What to do about injustice? I hear this question a lot since I was fired. I have no solid answer. My instinct, which I fully understand isn’t actually instinctive, is simply to tell people to do what they feel comfortable doing. I’m not big on demands or injunctions. Yet I recognize that as somebody who now exists in a public position I am summoned to analyze a set of dynamics in which I and the University of Illinois at Urbana-Champaign are embroiled. These dynamics are especially important to folks in academe who wish to pursue material commitments alongside theoretical and philosophical questions.

Graduate students and prospective graduate students are especially anxious these days. They are right to be. Decent humanities jobs are in decline. Grad-school slots have become more competitive. Any advantage is a great asset. Being deemed a troublemaker or a radical is no advantage.
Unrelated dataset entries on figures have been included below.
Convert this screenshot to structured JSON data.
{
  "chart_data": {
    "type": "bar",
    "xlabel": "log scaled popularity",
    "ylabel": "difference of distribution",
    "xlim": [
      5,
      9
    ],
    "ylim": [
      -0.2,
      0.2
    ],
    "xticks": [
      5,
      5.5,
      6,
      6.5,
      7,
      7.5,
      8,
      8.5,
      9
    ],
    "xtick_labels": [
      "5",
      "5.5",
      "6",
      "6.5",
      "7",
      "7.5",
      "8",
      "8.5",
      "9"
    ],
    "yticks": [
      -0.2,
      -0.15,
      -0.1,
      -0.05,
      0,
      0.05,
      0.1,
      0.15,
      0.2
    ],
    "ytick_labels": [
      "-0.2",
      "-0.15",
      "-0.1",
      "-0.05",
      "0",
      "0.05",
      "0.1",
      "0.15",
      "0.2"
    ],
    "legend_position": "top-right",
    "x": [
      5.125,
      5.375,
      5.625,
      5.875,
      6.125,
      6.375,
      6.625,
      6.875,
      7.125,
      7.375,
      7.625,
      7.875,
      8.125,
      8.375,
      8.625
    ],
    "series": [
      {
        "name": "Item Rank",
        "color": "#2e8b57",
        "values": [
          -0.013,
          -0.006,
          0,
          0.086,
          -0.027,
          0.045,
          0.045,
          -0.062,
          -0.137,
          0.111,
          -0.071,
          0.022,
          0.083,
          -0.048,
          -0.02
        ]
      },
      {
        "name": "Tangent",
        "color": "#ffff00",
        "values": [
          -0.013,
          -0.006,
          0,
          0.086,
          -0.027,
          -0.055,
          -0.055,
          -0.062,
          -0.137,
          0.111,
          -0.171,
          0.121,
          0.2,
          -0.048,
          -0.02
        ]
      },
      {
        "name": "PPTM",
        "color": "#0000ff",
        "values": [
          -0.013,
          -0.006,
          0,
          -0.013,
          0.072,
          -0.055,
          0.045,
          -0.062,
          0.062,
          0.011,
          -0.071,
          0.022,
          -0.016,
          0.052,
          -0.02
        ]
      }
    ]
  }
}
Making trouble is precisely the function of the intellectual, though. And being radical is a solid antidote to boring work.

There’s always been repression and recrimination in academe. Anybody with an eye toward a career as a scholar has to internalize this reality. Aspiring and established scholars should not abdicate intellectual commitments in order to please the comfortable. This would be careerism, not inquiry.
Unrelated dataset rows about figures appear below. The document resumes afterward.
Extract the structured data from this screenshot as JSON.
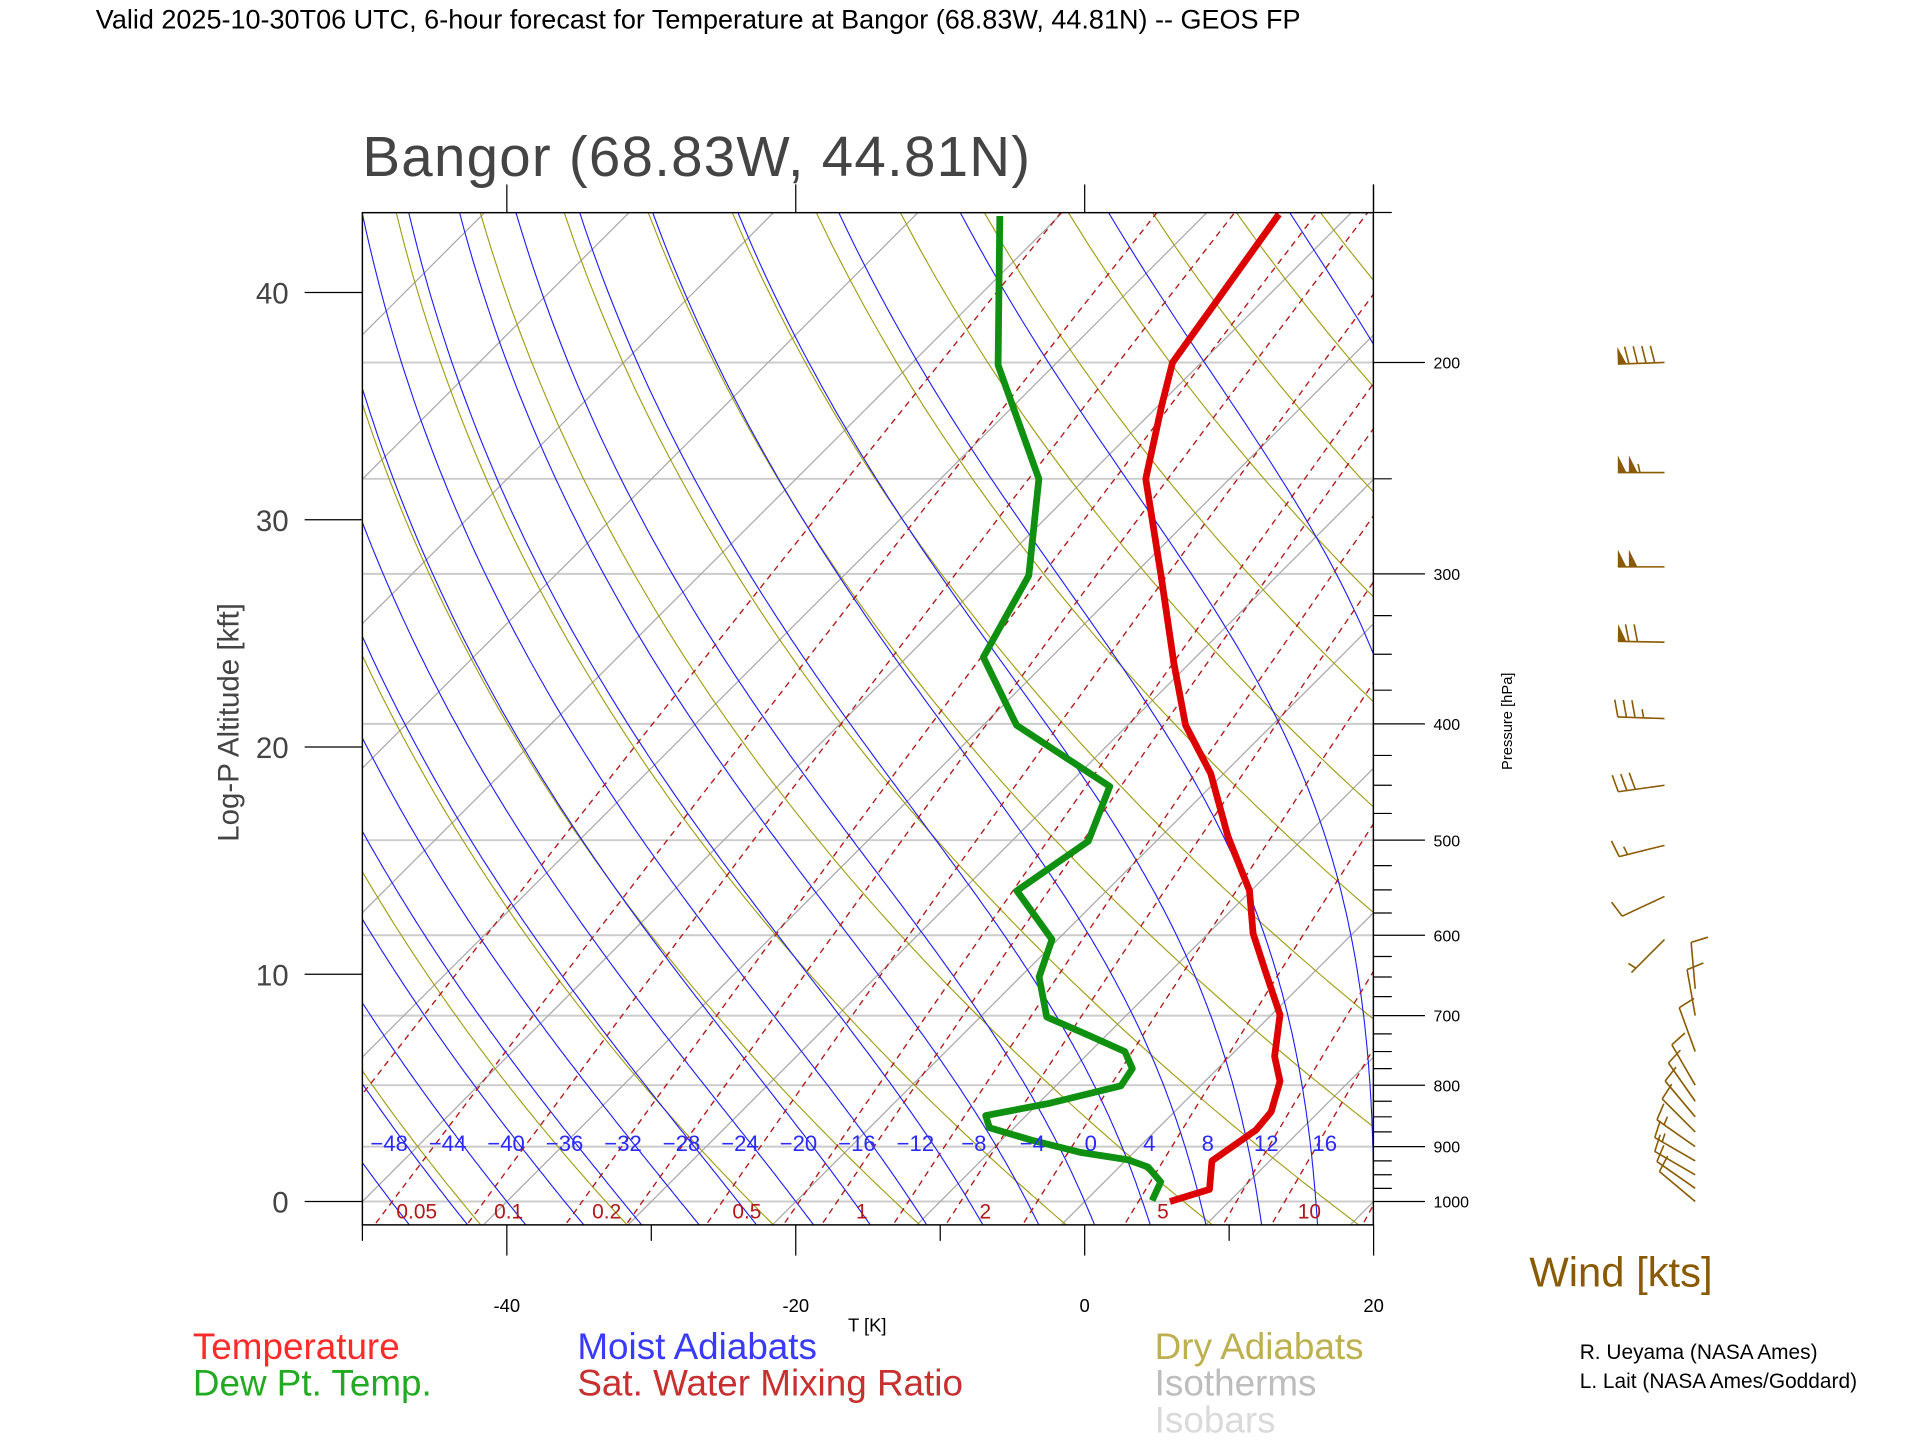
{
  "header": {
    "title": "Valid 2025-10-30T06 UTC, 6-hour forecast for Temperature at Bangor (68.83W, 44.81N) -- GEOS FP"
  },
  "chart_data": {
    "type": "line",
    "subtype": "skew-T log-P diagram",
    "title": "Bangor (68.83W, 44.81N)",
    "xlabel": "T [K]",
    "ylabel": "Log-P Altitude [kft]",
    "y2label": "Pressure [hPa]",
    "xlim": [
      -50,
      20
    ],
    "xticks": [
      -40,
      -20,
      0,
      20
    ],
    "plim_hpa": [
      1046,
      150
    ],
    "altitude_ticks_kft": [
      0,
      10,
      20,
      30,
      40
    ],
    "pressure_ticks": [
      1000,
      900,
      800,
      700,
      600,
      500,
      400,
      300,
      200
    ],
    "isotherm_labels": [
      -48,
      -44,
      -40,
      -36,
      -32,
      -28,
      -24,
      -20,
      -16,
      -12,
      -8,
      -4,
      0,
      4,
      8,
      12,
      16
    ],
    "mixing_ratio_labels": [
      "0.05",
      "0.1",
      "0.2",
      "0.5",
      "1",
      "2",
      "5",
      "10"
    ],
    "grid": true,
    "series": [
      {
        "name": "Temperature",
        "color": "#dd0000",
        "points": [
          {
            "p": 1000,
            "T": 5.9
          },
          {
            "p": 977,
            "T": 7.8
          },
          {
            "p": 925,
            "T": 6.0
          },
          {
            "p": 872,
            "T": 6.9
          },
          {
            "p": 842,
            "T": 6.7
          },
          {
            "p": 794,
            "T": 5.2
          },
          {
            "p": 757,
            "T": 3.1
          },
          {
            "p": 699,
            "T": 0.6
          },
          {
            "p": 642,
            "T": -3.5
          },
          {
            "p": 598,
            "T": -6.9
          },
          {
            "p": 551,
            "T": -10.1
          },
          {
            "p": 496,
            "T": -15.4
          },
          {
            "p": 440,
            "T": -20.9
          },
          {
            "p": 401,
            "T": -26.0
          },
          {
            "p": 356,
            "T": -31.1
          },
          {
            "p": 302,
            "T": -37.9
          },
          {
            "p": 250,
            "T": -45.8
          },
          {
            "p": 217,
            "T": -49.8
          },
          {
            "p": 200,
            "T": -52.0
          },
          {
            "p": 150.5,
            "T": -54.9
          }
        ]
      },
      {
        "name": "Dew Pt. Temp.",
        "color": "#109010",
        "points": [
          {
            "p": 998,
            "T": 4.6
          },
          {
            "p": 963,
            "T": 3.9
          },
          {
            "p": 936,
            "T": 2.0
          },
          {
            "p": 923,
            "T": 0.1
          },
          {
            "p": 910,
            "T": -3.7
          },
          {
            "p": 889,
            "T": -7.9
          },
          {
            "p": 868,
            "T": -11.7
          },
          {
            "p": 848,
            "T": -12.8
          },
          {
            "p": 828,
            "T": -9.2
          },
          {
            "p": 801,
            "T": -5.5
          },
          {
            "p": 775,
            "T": -5.9
          },
          {
            "p": 750,
            "T": -7.6
          },
          {
            "p": 726,
            "T": -11.4
          },
          {
            "p": 702,
            "T": -15.4
          },
          {
            "p": 650,
            "T": -18.7
          },
          {
            "p": 605,
            "T": -20.4
          },
          {
            "p": 551,
            "T": -26.2
          },
          {
            "p": 501,
            "T": -24.7
          },
          {
            "p": 451,
            "T": -27.0
          },
          {
            "p": 401,
            "T": -37.7
          },
          {
            "p": 352,
            "T": -44.7
          },
          {
            "p": 301,
            "T": -47.2
          },
          {
            "p": 250,
            "T": -53.2
          },
          {
            "p": 201,
            "T": -63.9
          },
          {
            "p": 151,
            "T": -74.1
          }
        ]
      }
    ],
    "wind": {
      "label": "Wind [kts]",
      "barbs": [
        {
          "p": 200,
          "speed": 90,
          "dir": 268
        },
        {
          "p": 247,
          "speed": 105,
          "dir": 270
        },
        {
          "p": 296,
          "speed": 100,
          "dir": 270
        },
        {
          "p": 342,
          "speed": 70,
          "dir": 271
        },
        {
          "p": 396,
          "speed": 35,
          "dir": 272
        },
        {
          "p": 450,
          "speed": 30,
          "dir": 262
        },
        {
          "p": 505,
          "speed": 15,
          "dir": 256
        },
        {
          "p": 557,
          "speed": 10,
          "dir": 245
        },
        {
          "p": 605,
          "speed": 5,
          "dir": 225
        },
        {
          "p": 665,
          "speed": 10,
          "dir": 355
        },
        {
          "p": 700,
          "speed": 10,
          "dir": 350
        },
        {
          "p": 750,
          "speed": 10,
          "dir": 340
        },
        {
          "p": 800,
          "speed": 10,
          "dir": 330
        },
        {
          "p": 825,
          "speed": 10,
          "dir": 325
        },
        {
          "p": 850,
          "speed": 10,
          "dir": 320
        },
        {
          "p": 875,
          "speed": 10,
          "dir": 315
        },
        {
          "p": 900,
          "speed": 15,
          "dir": 305
        },
        {
          "p": 925,
          "speed": 15,
          "dir": 300
        },
        {
          "p": 950,
          "speed": 10,
          "dir": 300
        },
        {
          "p": 975,
          "speed": 10,
          "dir": 305
        },
        {
          "p": 1000,
          "speed": 10,
          "dir": 310
        }
      ]
    }
  },
  "colors": {
    "isotherm": "#a8a8a8",
    "isobar": "#cccccc",
    "dry": "#a09a10",
    "moist": "#1a1aff",
    "mixing": "#b01818",
    "wind": "#8a5a00"
  },
  "legend": {
    "temperature": "Temperature",
    "dewpoint": "Dew Pt. Temp.",
    "moist": "Moist Adiabats",
    "mixing": "Sat. Water Mixing Ratio",
    "dry": "Dry Adiabats",
    "isotherms": "Isotherms",
    "isobars": "Isobars"
  },
  "credits": [
    "R. Ueyama (NASA Ames)",
    "L. Lait (NASA Ames/Goddard)"
  ]
}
And that’s the point. If we don’t examine relationships of power and highlight the disjunctions of inequality, then we’re not doing our jobs. (We will be according to the preferences of the managerial class, but pleasing its functionaries isn’t generally the mark of an interesting thinker.) Upsetting arbiters of so-called common sense is an immanent feature of useful scholarship.
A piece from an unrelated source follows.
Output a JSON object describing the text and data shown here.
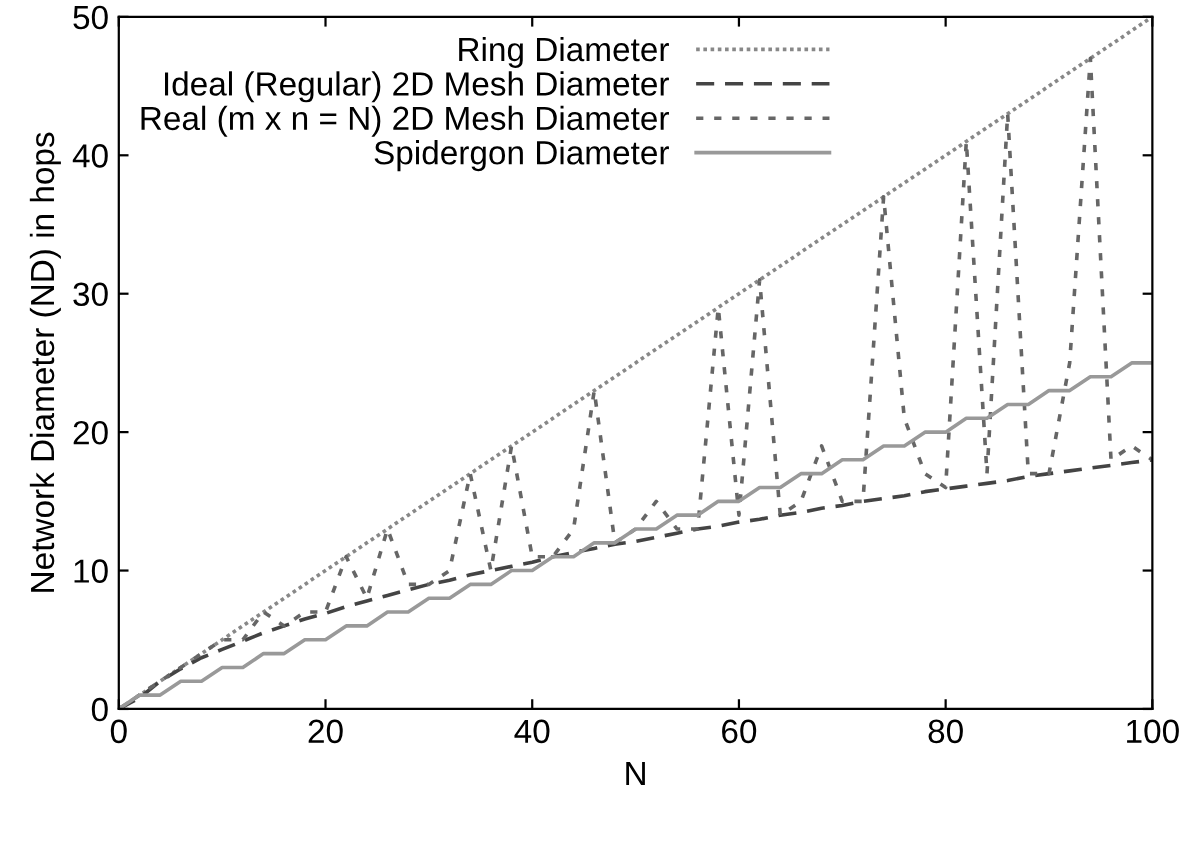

“What can/should we do?” is not a universal question. Consider that the labor of minority scholars is already politicized. We have to publish more. It’s risky to be introverted because so many white colleagues cannot tolerate a minority who doesn’t pretend to like them. We have to act as diversity representative on all sorts of committees. We cannot be mediocre because our tenure and upward mobility rely on senior colleagues who reward only their own mediocrity. It’s hazardous for us to show emotion because we’re aware of the possibility of confirming to others our innate unreason. Adding “activist leader” to this list of tasks is a heavy undertaking. In many ways, simply deciding not to appease power is an active form of advocacy. It is the activism of survival.

Getting fired doesn’t make me an expert on anything. I’m doing my best to make sure something productive comes of it, though. My having a job changes nothing if the system that orchestrated my ouster remains intact. I am merely a symbol of the stark imperatives of the wealthy and well connected. We all are, really. Unless the system changes at a basic level, everybody is merely buying shares in a corporation with the power to dissolve our interests the moment we become an inconvenience.

Steven Salaita holds the Edward W. Said Chair of American Studies at the American University of Beirut. This essay is adapted from his new book, Uncivil Rites: Palestine and the Limits of Academic Freedom, just out from Haymarket Books.